In this article, and in succeeding articles, we want to follow the formation of the canon and see how the different books were either rejected or accepted. By about 400 A.D. there was universal agreement regarding the exact canon; therefore, there is no need to look upon the pages of history after 400 A. D. Hence, we shall limit our study of the development of the canon to the years between ca. 50 A. D. (when the first New Testament book was written (and ca. 400 A. D. (when the formation of the canon was completed). For the sake of convenience, we shall divide these 350 years into five different periods of time and study the formation of the canon within each of these five time periods. We shall arbitrarily name the five periods as follows:

(1) The Apostolic Age (33-95 A.D.)

(2) The Apostolic Fathers Age (96-150 A.D.)

(3) The Greek Apologists Age (151-180 A.D.)

(4) The Later Ante-Nicene Fathers Age (181-325 A. D.)

(5) Early Church Council Age (ca. 397 A.D.)
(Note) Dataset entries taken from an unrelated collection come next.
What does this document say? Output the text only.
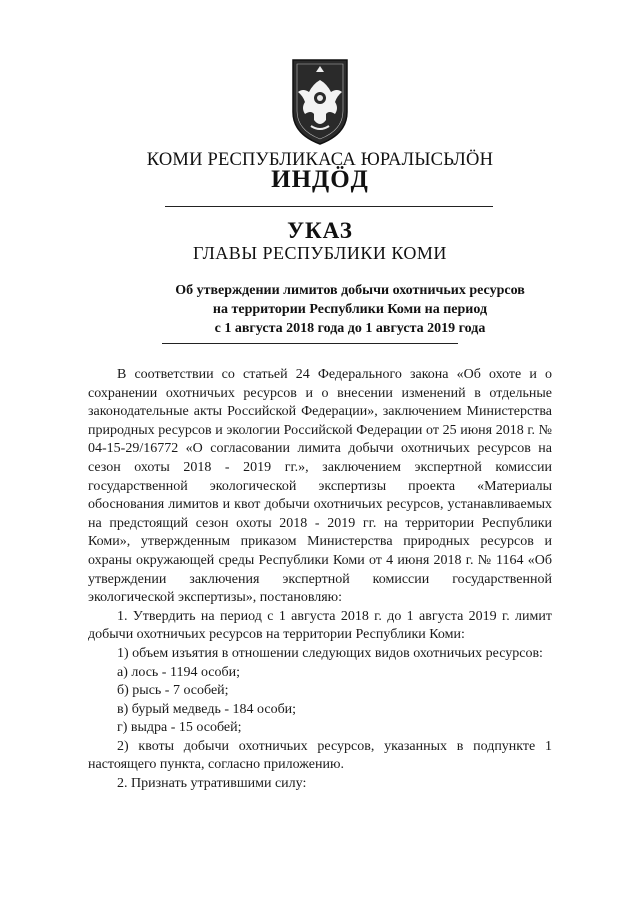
КОМИ РЕСПУБЛИКАСА ЮРАЛЫСЬЛÖН
ИНДÖД
УКАЗ
ГЛАВЫ РЕСПУБЛИКИ КОМИ
Об утверждении лимитов добычи охотничьих ресурсов
на территории Республики Коми на период
с 1 августа 2018 года до 1 августа 2019 года

В соответствии со статьей 24 Федерального закона «Об охоте и о сохранении охотничьих ресурсов и о внесении изменений в отдельные законодательные акты Российской Федерации», заключением Министерства природных ресурсов и экологии Российской Федерации от 25 июня 2018 г. № 04-15-29/16772 «О согласовании лимита добычи охотничьих ресурсов на сезон охоты 2018 - 2019 гг.», заключением экспертной комиссии государственной экологической экспертизы проекта «Материалы обоснования лимитов и квот добычи охотничьих ресурсов, устанавливаемых на предстоящий сезон охоты 2018 - 2019 гг. на территории Республики Коми», утвержденным приказом Министерства природных ресурсов и охраны окружающей среды Республики Коми от 4 июня 2018 г. № 1164 «Об утверждении заключения экспертной комиссии государственной экологической экспертизы», постановляю:

1. Утвердить на период с 1 августа 2018 г. до 1 августа 2019 г. лимит добычи охотничьих ресурсов на территории Республики Коми:

1) объем изъятия в отношении следующих видов охотничьих ресурсов:

а) лось - 1194 особи;

б) рысь - 7 особей;

в) бурый медведь - 184 особи;

г) выдра - 15 особей;

2) квоты добычи охотничьих ресурсов, указанных в подпункте 1 настоящего пункта, согласно приложению.

2. Признать утратившими силу:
We will explain the names of the periods of time as we come to each age in our discussion.

The earliest point at which we can study the canon of the New Testament is a study of the New Testament itself -- the Apostolic Age (the age of the apostles).
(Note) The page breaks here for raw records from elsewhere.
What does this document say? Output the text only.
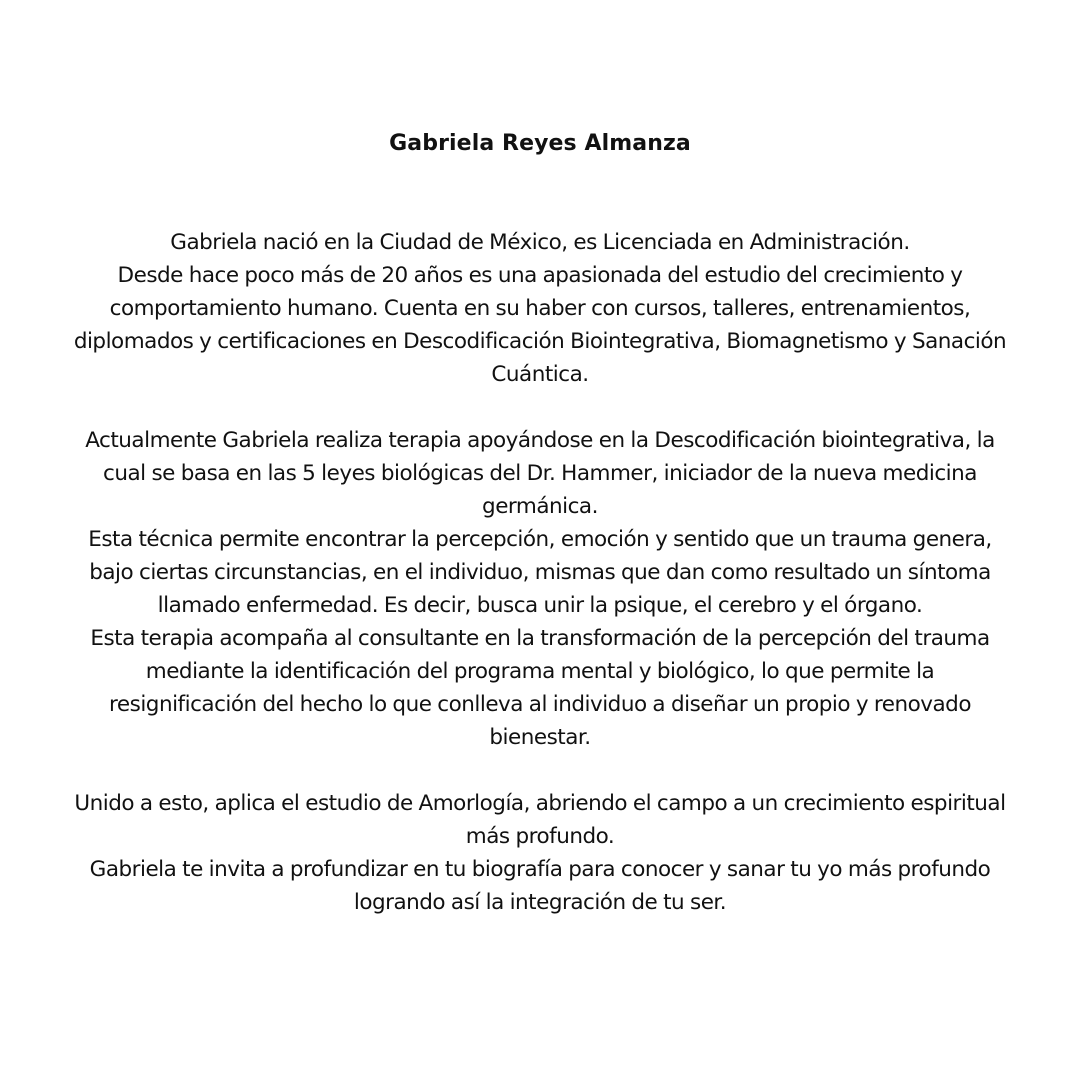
Gabriela Reyes Almanza
Gabriela nació en la Ciudad de México, es Licenciada en Administración.
Desde hace poco más de 20 años es una apasionada del estudio del crecimiento y
comportamiento humano. Cuenta en su haber con cursos, talleres, entrenamientos,
diplomados y certificaciones en Descodificación Biointegrativa, Biomagnetismo y Sanación
Cuántica.
Actualmente Gabriela realiza terapia apoyándose en la Descodificación biointegrativa, la
cual se basa en las 5 leyes biológicas del Dr. Hammer, iniciador de la nueva medicina
germánica.
Esta técnica permite encontrar la percepción, emoción y sentido que un trauma genera,
bajo ciertas circunstancias, en el individuo, mismas que dan como resultado un síntoma
llamado enfermedad. Es decir, busca unir la psique, el cerebro y el órgano.
Esta terapia acompaña al consultante en la transformación de la percepción del trauma
mediante la identificación del programa mental y biológico, lo que permite la
resignificación del hecho lo que conlleva al individuo a diseñar un propio y renovado
bienestar.
Unido a esto, aplica el estudio de Amorlogía, abriendo el campo a un crecimiento espiritual
más profundo.
Gabriela te invita a profundizar en tu biografía para conocer y sanar tu yo más profundo
logrando así la integración de tu ser.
Of course, the books of the New Testament were written in this period, although it must be remembered that almost twenty years elapsed after the ascension of Christ before the first New Testament book was written. During this time, the church had as its only written Scripture the Old Testament. In fact, the apostles and preachers of the day preached Christ many times using the Old Testament as the "launching point". Peter used and quoted the Old Testament in his sermons recorded in Acts two, three, and ten. Stephen used the Old Testament in Acts seven to show how Christ fulfilled the Law. Philip preached to the Eunuch, using Isaiah 53 as a starting point. Wherever the apostle Paul went, he almost always preached from or referred to the Old Testament.
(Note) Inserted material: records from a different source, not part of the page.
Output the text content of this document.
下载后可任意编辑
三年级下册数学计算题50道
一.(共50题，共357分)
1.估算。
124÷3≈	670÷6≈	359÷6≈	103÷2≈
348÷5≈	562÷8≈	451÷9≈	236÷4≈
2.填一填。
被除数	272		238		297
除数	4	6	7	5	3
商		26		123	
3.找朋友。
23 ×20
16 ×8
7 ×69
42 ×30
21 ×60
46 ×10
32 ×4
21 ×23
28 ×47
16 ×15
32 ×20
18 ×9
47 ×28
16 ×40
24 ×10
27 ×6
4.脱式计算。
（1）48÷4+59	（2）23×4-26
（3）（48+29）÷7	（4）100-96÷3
Some churches began to depend heavily upon the Old Law too heavily. The gospel of Christ and Christianity was being adulterated with Judaism. It was at this point that Paul wrote his Epistles to the Galatians and the Romans to defend the gospel. In Ga1.3:23-25, Paul writes: "Before faith came, we were kept in ward under the law, shut up unto the faith which should afterwards be revealed. So that the law is become our tutor to bring us unto Christ, that we might be justified by faith. But now that faith is come, we are no longer under a tutor."

There was, then, understandably enough, no "canon" during this period. This situation was due to the fact that there existed apostles and prophets, who were the revealers and interpreters of divine scripture. There was no pressing need of a canon as long as these men lived and declared the revealed word of God. The gospel was first taught by word of mouth, not by pen in hand. When a community received the oral message, however, there was a need to have a written law to govern Christians. The Pauline and other epistles met this need. Paul wrote in Eph. 3:3-5: "By revelation was made known unto me the mystery, as I wrote before in f ew words, whereby, when ye read, ye can perceive my understanding in the mystery of Christ; which in other generations was not made known unto the sons of men, as it hath now been revealed unto his holy apostles and prophets in the Spirit. " A short time later, there was seen the need for an accurate account of the life of Christ. Matthew, Mark, Luke, and John were written to satisfy this need. The Book of Acts supplied the need for an authentic history of some of the words of some of the apostles and a precise account of the early New Testament church, The Apocalypse (or, Revelation) was written to show the courage of the early Christians and the indestructibility of the kingdom of God.

In other articles, we shall study the development of the canon after ca. 100 A. D. In this article, we have learned:

(1) It took about 350 years to complete the formation of the entire canon.

(2) The Old Testament was the only written Scripture for the first few years of the church.

(3) Hence, there was no canon of the New Testament in the Apostolic Age.